In this country we are obsessed with happiness. It is, afterall, a requirement written into our Declaration of Independence: “Life, liberty and pursuit of happiness.” Pursuing happiness is supposedly one of those inalienable rights given to us by our creator. As a result many of us devote a lot of time and energy chasing things to make us happy: money, cars, a mate, the right house, the perfect career, clothing, and so on. But if our goals as Christians is to live like Christ, then it begs to ask: Was Jesus happy?
I tried to do a little research into the topic of Jesus’ happiness, if he laughed and what are some Bible verses to support that. I didn’t have much luck. Most the verses about laughter have to do with judgment coming on the wicked. Some writers wanted to debate that Jesus wasn’t happy but he had joy; unfortunately there isn’t much difference between the two terms as the dictionary often uses one to define the other. Galatians 5:22 does include joy as one of the fruits of the spirit so one could say that we are encouraged to be happy (although technically, Galatians was written after Jesus’ death so it doesn’t really address the question of whether or not Jesus himself was happy).

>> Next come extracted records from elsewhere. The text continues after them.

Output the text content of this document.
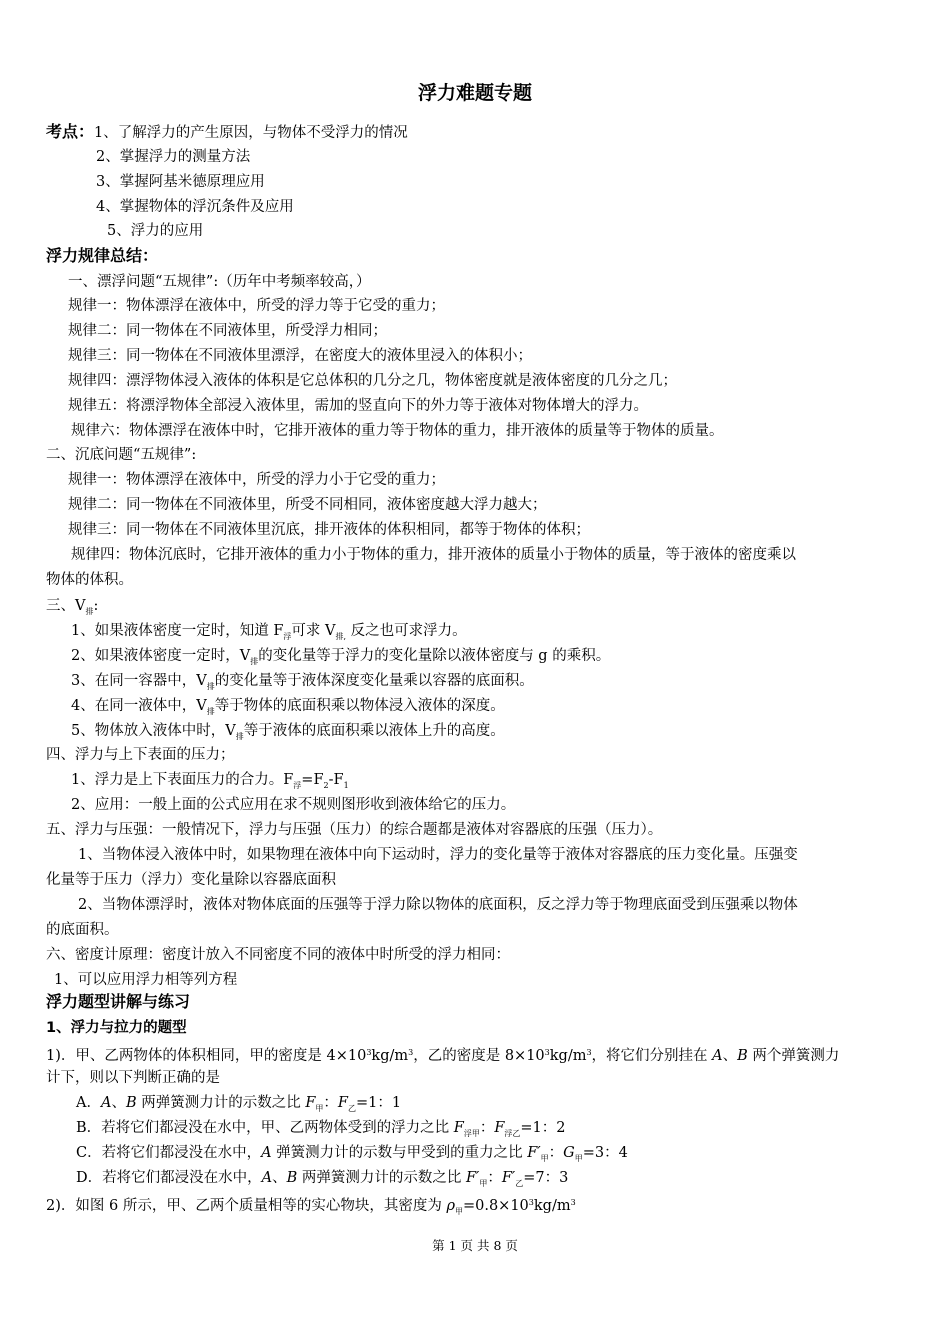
浮力难题专题
考点：1、了解浮力的产生原因，与物体不受浮力的情况
2、掌握浮力的测量方法
3、掌握阿基米德原理应用
4、掌握物体的浮沉条件及应用
5、浮力的应用
浮力规律总结：
一、漂浮问题“五规律”:（历年中考频率较高，）
规律一：物体漂浮在液体中，所受的浮力等于它受的重力；
规律二：同一物体在不同液体里，所受浮力相同；
规律三：同一物体在不同液体里漂浮，在密度大的液体里浸入的体积小；
规律四：漂浮物体浸入液体的体积是它总体积的几分之几，物体密度就是液体密度的几分之几；
规律五：将漂浮物体全部浸入液体里，需加的竖直向下的外力等于液体对物体增大的浮力。
规律六：物体漂浮在液体中时，它排开液体的重力等于物体的重力，排开液体的质量等于物体的质量。
二、沉底问题“五规律”:
规律一：物体漂浮在液体中，所受的浮力小于它受的重力；
规律二：同一物体在不同液体里，所受不同相同，液体密度越大浮力越大；
规律三：同一物体在不同液体里沉底，排开液体的体积相同，都等于物体的体积；
规律四：物体沉底时，它排开液体的重力小于物体的重力，排开液体的质量小于物体的质量，等于液体的密度乘以
物体的体积。
三、$V_排$:
1、如果液体密度一定时，知道 $F_浮$可求 $V_{排,}$ 反之也可求浮力。
2、如果液体密度一定时，$V_排$的变化量等于浮力的变化量除以液体密度与 g 的乘积。
3、在同一容器中，$V_排$的变化量等于液体深度变化量乘以容器的底面积。
4、在同一液体中，$V_排$等于物体的底面积乘以物体浸入液体的深度。
5、物体放入液体中时，$V_排$等于液体的底面积乘以液体上升的高度。
四、浮力与上下表面的压力；
1、浮力是上下表面压力的合力。$F_浮=F_2-F_1$
2、应用：一般上面的公式应用在求不规则图形收到液体给它的压力。
五、浮力与压强：一般情况下，浮力与压强（压力）的综合题都是液体对容器底的压强（压力）。
1、当物体浸入液体中时，如果物理在液体中向下运动时，浮力的变化量等于液体对容器底的压力变化量。压强变
化量等于压力（浮力）变化量除以容器底面积
2、当物体漂浮时，液体对物体底面的压强等于浮力除以物体的底面积，反之浮力等于物理底面受到压强乘以物体
的底面积。
六、密度计原理：密度计放入不同密度不同的液体中时所受的浮力相同：
1、可以应用浮力相等列方程
浮力题型讲解与练习
1、浮力与拉力的题型
1)．甲、乙两物体的体积相同，甲的密度是 $4\times 10^3kg/m^3$，乙的密度是 $8\times 10^3kg/m^3$，将它们分别挂在 A、B 两个弹簧测力
计下，则以下判断正确的是
A．A、B 两弹簧测力计的示数之比 $F_甲$：$F_乙=1$：1
B．若将它们都浸没在水中，甲、乙两物体受到的浮力之比 $F_{浮甲}$：$F_{浮乙}=1$：2
C．若将它们都浸没在水中，A 弹簧测力计的示数与甲受到的重力之比 $F'_甲$：$G_甲=3$：4
D．若将它们都浸没在水中，A、B 两弹簧测力计的示数之比 $F'_甲$：$F'_乙=7$：3
2)．如图 6 所示，甲、乙两个质量相等的实心物块，其密度为 $\rho_甲=0.8\times 10^3kg/m^3$
第 1 页 共 8 页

The only verse I could find that spoke of a happy Jesus moment was Luke 10:21 when the Seventy-two that has been sent out returned. “At that time Jesus, full of joy through the Holy Spirit, said, ‘I praise you, Father, Lord of heaven and earth, because you have hidden these things from the wise and learned, and revealed them to little children. Yes, Father, for this is what you were pleased to do.” But even then, notice his joy came through the Holy Spirit, hmmmmmmm.
My conclusion: Jesus was just like the rest of us, he had his ups and downs. He had happy moments: he welcomed children, went to weddings, and accepted dinner invitations. I can’t imagine him participating in any of these events without some happiness and moments of laughter. Also like many of us he had a tough life so there were low times too: in the garden of Gethsemane he asked for “this cup (to) be taken” (Luke 22:39), he got angry with the money changers in the temple, and often frustrated with his disciples.
But at the end of the day Jesus understood his purpose and the importance of completing the task he was put on earth for. Finding your purpose and pursuing it trumps happiness every time.